On April 18, according to Tom's Hardware, the U.S. House of Representatives' China Special Committee sent a formal letter to AI chip giant Nvidia this week, requesting Nvidia to provide extensive transaction records in response to external doubts that its AI GPU entered the Chinese AI large model manufacturer DeepSeek through Singapore's violations.

In early February this year, as the AI model R1 of Chinese artificial intelligence model developer DeepSeek showed comparable performance to the leading OpenAI O1, the United States began to worry that DeepSeek would pose a threat to its artificial intelligence leadership and launched an investigation into it. According to a previous report by Bloomberg, the U.S. government is investigating whether DeepSeek used an intermediary in Singapore to bypass U.S. export restrictions to purchase Nvidia AI GPU chips that are banned from China.
Although DeepSeek has revealed that it used a limited number of legally acquired H800 GPUs (2048 GPUs) to complete the training of its V3 model using 671 billion parameters and 2.8 million GPU hours in just two months. In comparison, Meta trained its 405 billion-parameter Llama 3 model with 11x more computing resources (30.8 million GPU hours) in 54 days using a supercomputer with 16,384 H100 GPUs.
However, according to SemiAnalysis, a semiconductor research organization, DeepSeek has stockpiled 60,000 NVIDIA GPU cards, including 10,000 A100, 10,000 H100, 10,000 "special edition" H800, and 30,000 "special edition" H20. The total cost of ownership (TCO) of computing power capital expenditure exceeds 14 billion yuan, reaching 1.996 billion US dollars (approximately RMB 14.345 billion). DeepSeek's total server capital expenditures are approximately $1.629 billion, and the cost of operating such a cluster is up to $944 million, so the overall cost could be as high as $2.573 billion.
Although the H800 and H20 GPUs are compliant products designed by Nvidia for the Chinese market after the United States implemented export restrictions on advanced GPUs in 2022 and 2023, other GPUs have been banned from sale in China (the H800 was also banned about a year after its launch).

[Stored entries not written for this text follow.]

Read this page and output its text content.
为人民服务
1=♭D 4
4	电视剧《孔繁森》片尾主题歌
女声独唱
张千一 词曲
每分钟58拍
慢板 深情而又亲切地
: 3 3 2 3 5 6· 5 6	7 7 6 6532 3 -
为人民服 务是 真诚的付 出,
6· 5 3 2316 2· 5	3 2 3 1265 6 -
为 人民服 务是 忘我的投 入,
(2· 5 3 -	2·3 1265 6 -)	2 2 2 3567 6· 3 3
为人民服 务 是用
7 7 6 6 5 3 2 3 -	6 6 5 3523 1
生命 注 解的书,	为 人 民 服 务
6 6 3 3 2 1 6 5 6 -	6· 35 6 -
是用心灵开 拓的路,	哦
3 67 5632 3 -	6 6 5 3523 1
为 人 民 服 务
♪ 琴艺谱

Therefore, the above analysis data has led to speculation that DeepSeek relies on a large number of Nvidia AI GPUs, such as A100 and H100, that are banned in China and obtained through non-compliant channels from Singapore.
According to NVIDIA's financial report, after the United States implemented AI chip export controls to China, NVIDIA's shipments to Singapore increased sharply from 5% in the middle of fiscal year 2023 to 18% in fiscal year 2025 (as of January 2025). Among them, in the third fiscal quarter of fiscal year 2025, Singapore accounted for as much as 22% of Nvidia's total revenue.
As a result, the U.S. Congress has called for an investigation into whether DeepSeek obtained restricted Nvidia AI GPUs through a third-party company in Singapore.
However, Nvidia insists it complies with all legal requirements. Nvidia clarified that "increased revenue related to Singapore does not imply a transfer to China," an Nvidia statement read. "Our public filings report that our customer origins are based on 'billing address' rather than 'shipping address'. Many of our customers have business entities in Singapore and use these entities to sell products destined for the United States and the West. We insist that our partners comply with all applicable laws and act accordingly if we receive any information to the contrary."
In response to the latest inquiry from the House of Representatives, Nvidia responded again through a statement, saying, "Our reported revenue in Singapore only indicates the billing address, which is usually a subsidiary of our U.S. customer. The related products are shipped to other locations, mainly including the United States and Taiwan, not mainland China."
Although Singaporean authorities arrested multiple people earlier this year, including a Chinese citizen, for participating in the illegal smuggling of Nvidia GPUs. However, there is currently no conclusive evidence that these smuggled NVIDIA GPUs were eventually sent to mainland China.